Previous exhibits in the 1990s, she said, provided more complete versions of the lives of Nicholas and Alexandra.



The current exhibit, entitled Crown of the Czar, is sponsored by the Orthodox Church's Yekaterinburg diocese, the Russian Archives and the Moscow Museum.



A spokesman for the Yekaterinburg diocese confirmed that the church nixed the Rasputin photos, but denied that it was censoring negative images from the exhibit.



In a telephone interview, Father Maxim said the photos were removed because they didn't fit the theme of the exhibit, which was to show the czar's political, social and military activities.



However, the priest stressed that he does not believe Nicholas II had any significant weaknesses and was a true “hero of Russia.” In the future, he said, the church will seek to further elevate the czar's status and accomplishments in office.



“He was a great emperor and he did a lot of good things for Russia,” Father Maxim said in a telephone interview from Yekaterinburg.
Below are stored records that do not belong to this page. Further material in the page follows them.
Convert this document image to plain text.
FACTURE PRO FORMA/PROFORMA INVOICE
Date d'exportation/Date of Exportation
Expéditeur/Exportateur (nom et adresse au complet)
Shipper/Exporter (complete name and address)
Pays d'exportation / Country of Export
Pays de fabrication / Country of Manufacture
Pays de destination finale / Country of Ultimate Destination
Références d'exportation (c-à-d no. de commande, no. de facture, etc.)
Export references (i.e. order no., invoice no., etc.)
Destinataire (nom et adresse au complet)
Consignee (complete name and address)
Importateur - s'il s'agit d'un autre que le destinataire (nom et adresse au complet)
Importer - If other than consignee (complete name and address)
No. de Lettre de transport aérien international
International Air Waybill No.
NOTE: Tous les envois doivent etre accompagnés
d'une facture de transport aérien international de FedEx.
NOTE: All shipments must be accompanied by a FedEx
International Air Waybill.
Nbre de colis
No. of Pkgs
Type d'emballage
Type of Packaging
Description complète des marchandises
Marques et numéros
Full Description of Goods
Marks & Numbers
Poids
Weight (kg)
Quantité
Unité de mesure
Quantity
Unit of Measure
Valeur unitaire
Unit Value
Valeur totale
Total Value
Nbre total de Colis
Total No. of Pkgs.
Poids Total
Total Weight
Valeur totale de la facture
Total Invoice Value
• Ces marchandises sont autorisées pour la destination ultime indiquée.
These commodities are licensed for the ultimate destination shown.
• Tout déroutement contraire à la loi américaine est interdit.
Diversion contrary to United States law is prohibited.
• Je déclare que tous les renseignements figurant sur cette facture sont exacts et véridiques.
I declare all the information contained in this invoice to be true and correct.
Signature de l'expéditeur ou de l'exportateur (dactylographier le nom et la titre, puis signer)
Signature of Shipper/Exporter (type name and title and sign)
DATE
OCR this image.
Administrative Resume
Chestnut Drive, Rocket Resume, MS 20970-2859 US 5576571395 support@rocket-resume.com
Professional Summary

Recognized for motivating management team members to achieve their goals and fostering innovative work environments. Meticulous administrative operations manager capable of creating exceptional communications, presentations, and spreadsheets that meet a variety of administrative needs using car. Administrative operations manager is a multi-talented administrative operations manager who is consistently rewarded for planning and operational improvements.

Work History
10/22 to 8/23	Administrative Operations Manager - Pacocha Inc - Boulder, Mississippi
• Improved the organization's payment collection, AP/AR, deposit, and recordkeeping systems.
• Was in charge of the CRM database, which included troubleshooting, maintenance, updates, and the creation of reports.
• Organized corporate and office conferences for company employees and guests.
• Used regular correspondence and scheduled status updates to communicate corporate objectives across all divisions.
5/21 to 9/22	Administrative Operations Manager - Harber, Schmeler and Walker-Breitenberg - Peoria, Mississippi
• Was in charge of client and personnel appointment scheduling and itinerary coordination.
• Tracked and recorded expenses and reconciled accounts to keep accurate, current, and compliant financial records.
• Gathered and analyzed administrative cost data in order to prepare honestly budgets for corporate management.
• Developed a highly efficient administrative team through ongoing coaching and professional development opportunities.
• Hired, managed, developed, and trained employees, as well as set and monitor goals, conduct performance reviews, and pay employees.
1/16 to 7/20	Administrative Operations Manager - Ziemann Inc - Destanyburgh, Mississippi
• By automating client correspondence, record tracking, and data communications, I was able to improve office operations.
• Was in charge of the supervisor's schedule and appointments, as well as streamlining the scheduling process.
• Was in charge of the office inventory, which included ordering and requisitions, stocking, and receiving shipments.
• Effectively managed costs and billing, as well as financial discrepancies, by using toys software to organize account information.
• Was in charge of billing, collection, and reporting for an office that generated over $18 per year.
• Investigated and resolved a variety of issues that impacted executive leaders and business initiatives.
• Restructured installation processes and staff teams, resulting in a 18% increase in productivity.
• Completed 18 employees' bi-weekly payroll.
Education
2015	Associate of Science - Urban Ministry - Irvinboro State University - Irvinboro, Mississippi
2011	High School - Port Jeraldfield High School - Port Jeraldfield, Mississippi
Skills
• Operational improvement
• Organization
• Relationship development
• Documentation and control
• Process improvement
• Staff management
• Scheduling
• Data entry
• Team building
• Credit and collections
Despite the spat about the exclusion of some photos, the Russian appetite for all things Romanov is large. Nearly 40,000 people have visited the exhibit, which features some never-before-seen documents and artifacts, including the bayonets that were used to kill some family members and the yellowed telegrams from the Soviet executioners, ordering litres of acid, which they doused over the bodies before burying them.



There are also documents detailing a peace conference in The Hague which the czar initiated in 1899.



Earlier this month, thousands of pilgrims flocked to Yekaterinburg, the Urals city about 1,300 kilometres east of Moscow, to mark the 90th anniversary of the family's death. Interest in the royals was also buoyed by the recent discovery of the remains of Crown Prince Alexei and Grand Duchess Maria. Their parents and siblings' remains were discovered in a mass grave outside the city in 1991. Last summer, an amateur historian discovered the second gravesite and subsequent DNA tests have confirmed their identities.



Since their deaths in 1918, the lives and deaths of Russia's Romanov family have inspired books, films and pretenders to the throne the world over. The most infamous was a claim from a Polish peasant, Anna Anderson, who said she was the Grand Duchess Anastasia, the czar's youngest daughter. DNA tests after her death discredited her claims.



The official Soviet narrative, taught to schoolchildren, was that Nicholas II was a weak and violent ruler who destroyed Russia and deserved to die.



Western historians were kinder, although the consensus was that he was a naive leader, ill-equipped to steer a massive empire on the verge of a Bolshevik revolution.



Some older visitors to the Moscow exhibit seemed overwhelmed by the discrepancy between the czar's current reputation and the version that was drummed into them during the Soviet era.
“We were taught that all of them were enemies of the people,” said visitor Galina Glabokova, 52. “What we were told wasn't true. It was a tragedy. Our new society began with the blood of this family.”



Liudmila Mukhamedova, a curator with the Moscow Museum, went further. She described the doomed czar as a visionary leader who faced his death with “Christian humility.”



“He thought about his family, which he adored,” she said. “But I think he thought more about Russia's future. He was ready to sacrifice himself for his country.”



Her introduction to the lives of Russia's last imperial family may have been less complete than she knew. Absent from this exhibit are any traces of Czar Nicholas II's well-documented human foibles, including the family's infamous association with the manipulative mystic Rasputin, as well as his wife Alexandra's fondness for expensive jewels.